Wherever he went, Lisa was his co-conspirator. At Life Church, they bought a sound system and picnic tables. They reenergized and expanded the county Republicans’ annual Fall Harvest Festival. At the JLDC, Stu, a longtime finance executive, became President Keith Foley’s key advisor as the group re-vamped its board and strategy.
“He came in and his persona — his spirit, the way his candle was lit, I thought he was much younger,” said Foley. “He had that drive and spirit that you wanted to be around.”
In 2023, the Goodners bought a block of buildings on Boulder’s Main Street that had been owned by Mayor Rusty Giulio. Lisa worried that Stu’s ambition was larger than their wallets: The structures were a bit creaky — most had been semi-vacant for some time — and needed a roof. But Stu envisioned great things: A Mexican restaurant in the old pizza joint; barbecue and a dance hall in a former auto shop; and electric vehicle charging stations out front.
When most people arrive in a new place, they hang back at first, getting the lay of the land and figuring out where they might fit in. But impatience was in Stu’s DNA: His grandparents had been Baptist missionaries, with his mother cast in the same mold. In Boulder, Stu discovered a mission of his own.
“We consider ourselves community investors,” he told The Monitor at the time. “We really want to make [Boulder] a place people want to come to. There just needs to be some things for people to do.”
So it was: Stu saw needs and was driven, as entrepreneurs are, to fill them. He seemed incapable of saying no – driven by generosity, impatience, and a sense of the greater good. Duane Weinmeister told me that Stu and Lisa acted as they did “to honor God. That was the base motivation. They wanted to see good happen in the lives of people around them.”

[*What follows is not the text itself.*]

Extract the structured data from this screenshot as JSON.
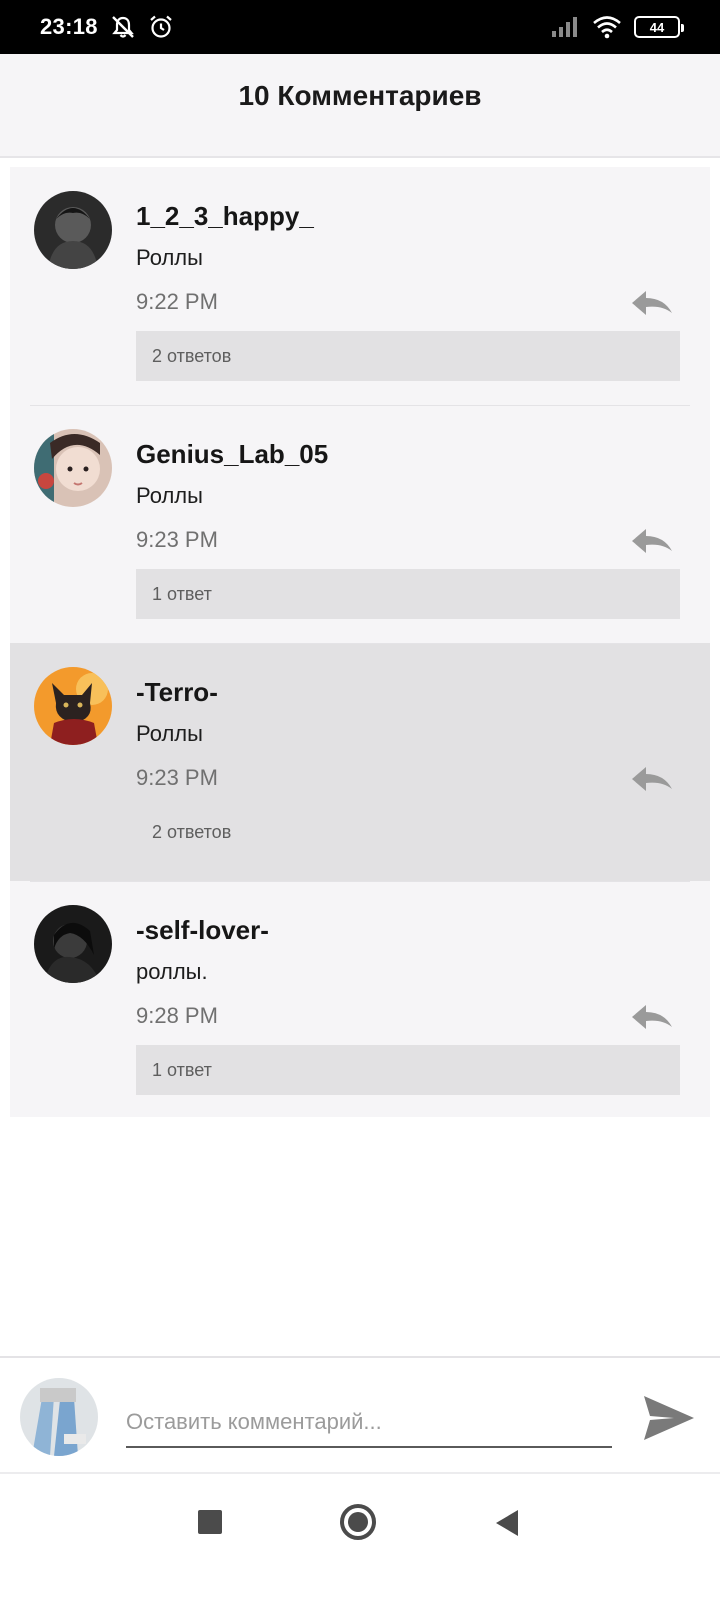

Weinmeister is the pastor at Life Church, so his bias is to see God’s hand in everything. But this is what everyone says about Stu and Lisa. “Everything they did was not for themselves, it was to better the community around them,” said Dan Johnson, another member of the Republican Central Committee.

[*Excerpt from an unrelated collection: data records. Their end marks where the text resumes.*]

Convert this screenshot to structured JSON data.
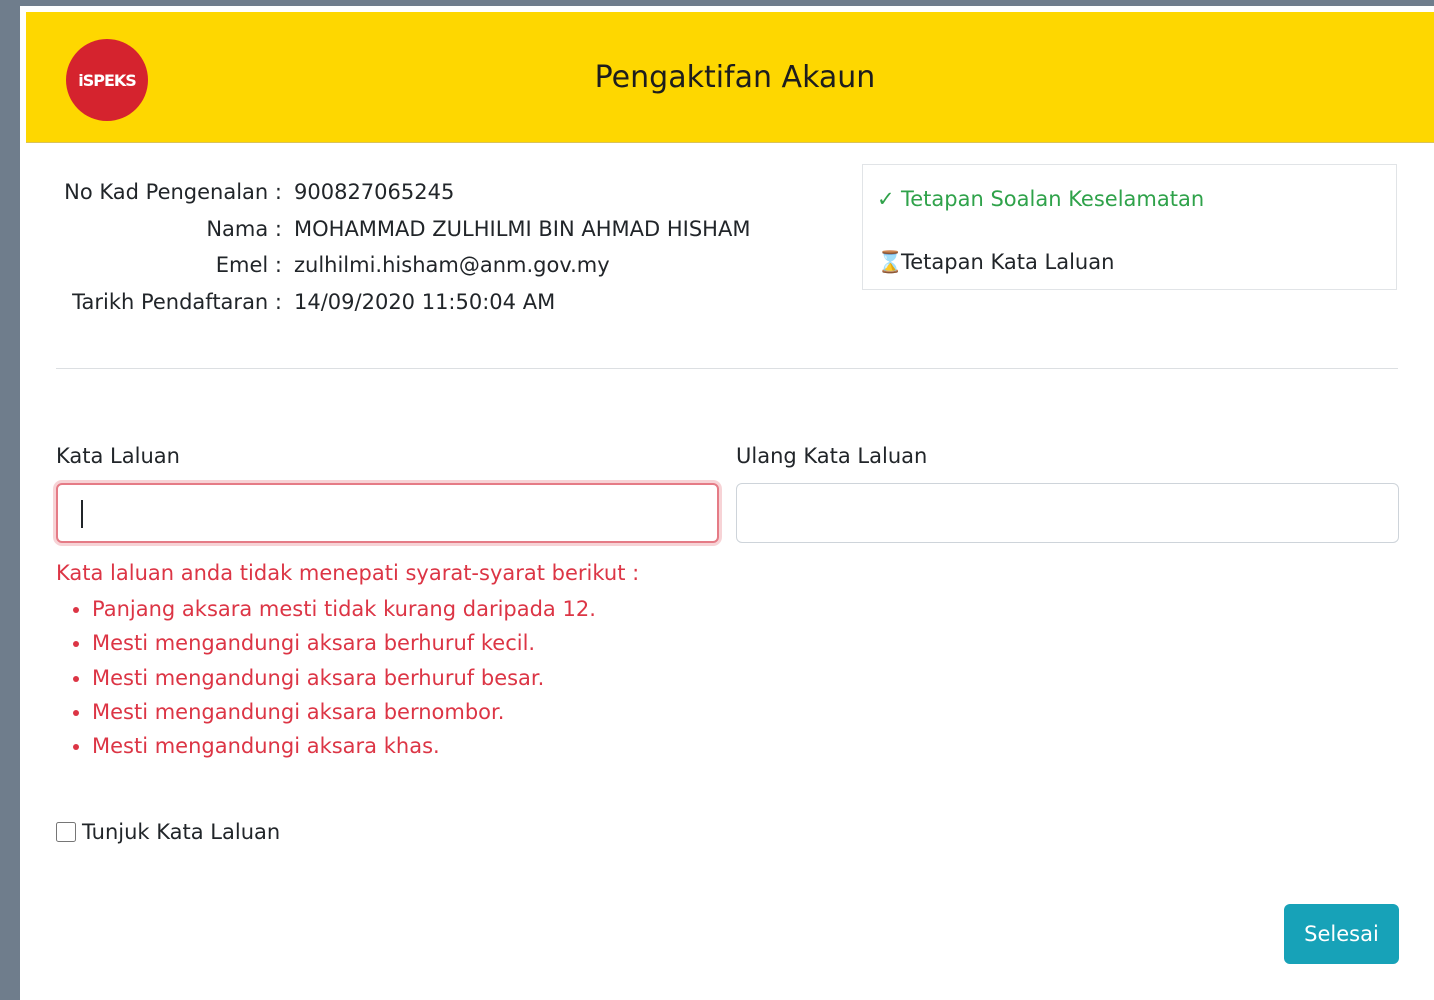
{
  "header": {
    "logo_text": "iSPEKS",
    "title": "Pengaktifan Akaun"
  },
  "account": {
    "rows": [
      {
        "label": "No Kad Pengenalan :",
        "value": "900827065245"
      },
      {
        "label": "Nama :",
        "value": "MOHAMMAD ZULHILMI BIN AHMAD HISHAM"
      },
      {
        "label": "Emel :",
        "value": "zulhilmi.hisham@anm.gov.my"
      },
      {
        "label": "Tarikh Pendaftaran :",
        "value": "14/09/2020 11:50:04 AM"
      }
    ]
  },
  "steps": {
    "step1": {
      "icon": "check-icon",
      "mark": "✓",
      "label": "Tetapan Soalan Keselamatan",
      "color": "#2fa24a"
    },
    "step2": {
      "icon": "hourglass-icon",
      "mark": "⌛",
      "label": "Tetapan Kata Laluan"
    }
  },
  "form": {
    "password_label": "Kata Laluan",
    "password_value": "",
    "confirm_label": "Ulang Kata Laluan",
    "confirm_value": "",
    "error_title": "Kata laluan anda tidak menepati syarat-syarat berikut :",
    "errors": [
      "Panjang aksara mesti tidak kurang daripada 12.",
      "Mesti mengandungi aksara berhuruf kecil.",
      "Mesti mengandungi aksara berhuruf besar.",
      "Mesti mengandungi aksara bernombor.",
      "Mesti mengandungi aksara khas."
    ],
    "show_password_label": "Tunjuk Kata Laluan",
    "show_password_checked": false,
    "submit_label": "Selesai"
  },
  "colors": {
    "header_bg": "#fed700",
    "logo_bg": "#d5232e",
    "error": "#dc3545",
    "success": "#2fa24a",
    "button": "#17a2b8"
  }
}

Anchored in their Christian faith, and in Stu’s insanely restless spirit, they wanted to make things better. It was that simple.
Now, as Weinmeister gently observed, “we all make mistakes, and Stu bumped into a few things.” He had a forceful personality, he could be a pain, and not everyone took to him. “The people who didn’t like him,” Lisa noted, “sincerely didn’t.”
But he also understood how to work across the aisle. Stu’s politics and mine were mostly on different planets, and we sometimes sparred over his letters to the editor. But he was a savvy observer of the news — he studied journalism before his dad convinced him it was not a career that paid the bills — and he appreciated the critical role local papers play in civic life. He once suggested that I write a piece comparing the fact-based approach of community newsrooms like The Monitor to the many faux-news outlets, typically funded by political interests on the right, that have emerged in Montana. (And one day, I will.)
Which is to suggest that, strong will and all, Stu found ways to engage and connect. “He had it figured out,” Foley said. “He really focused on strengthening relationships in the community. He built on that. And people connected with him.”
Stu and Lisa left Boulder in early April. They sold their businesses, the Stitch and Stone art workshop and Bull Mountain Soda Fountain, to Amber Giulio, another restless entrepreneur; a deal to sell the buildings is in the works.
Other ideas were left swirling in Stu’s brain: He had been talking with Rose Perna, Boulder’s city clerk, about creating a technical apprenticeship program for Boulder’s teens. And he had picked out a spot in town to host a retreat for parents who have lost children, as he and Lisa had (Lisa hopes to complete the book the couple had been writing on the subject).
My hope is that the spirit of selfless changemaking Stu embodied won’t leave with him, that his legacy will be a Boulder where more people find common ground in the imagining and building of a stronger city, a place that embraces and thrives on its relentless flow of ideas. A community where we look for the good in each other, and constantly work to lift each other up.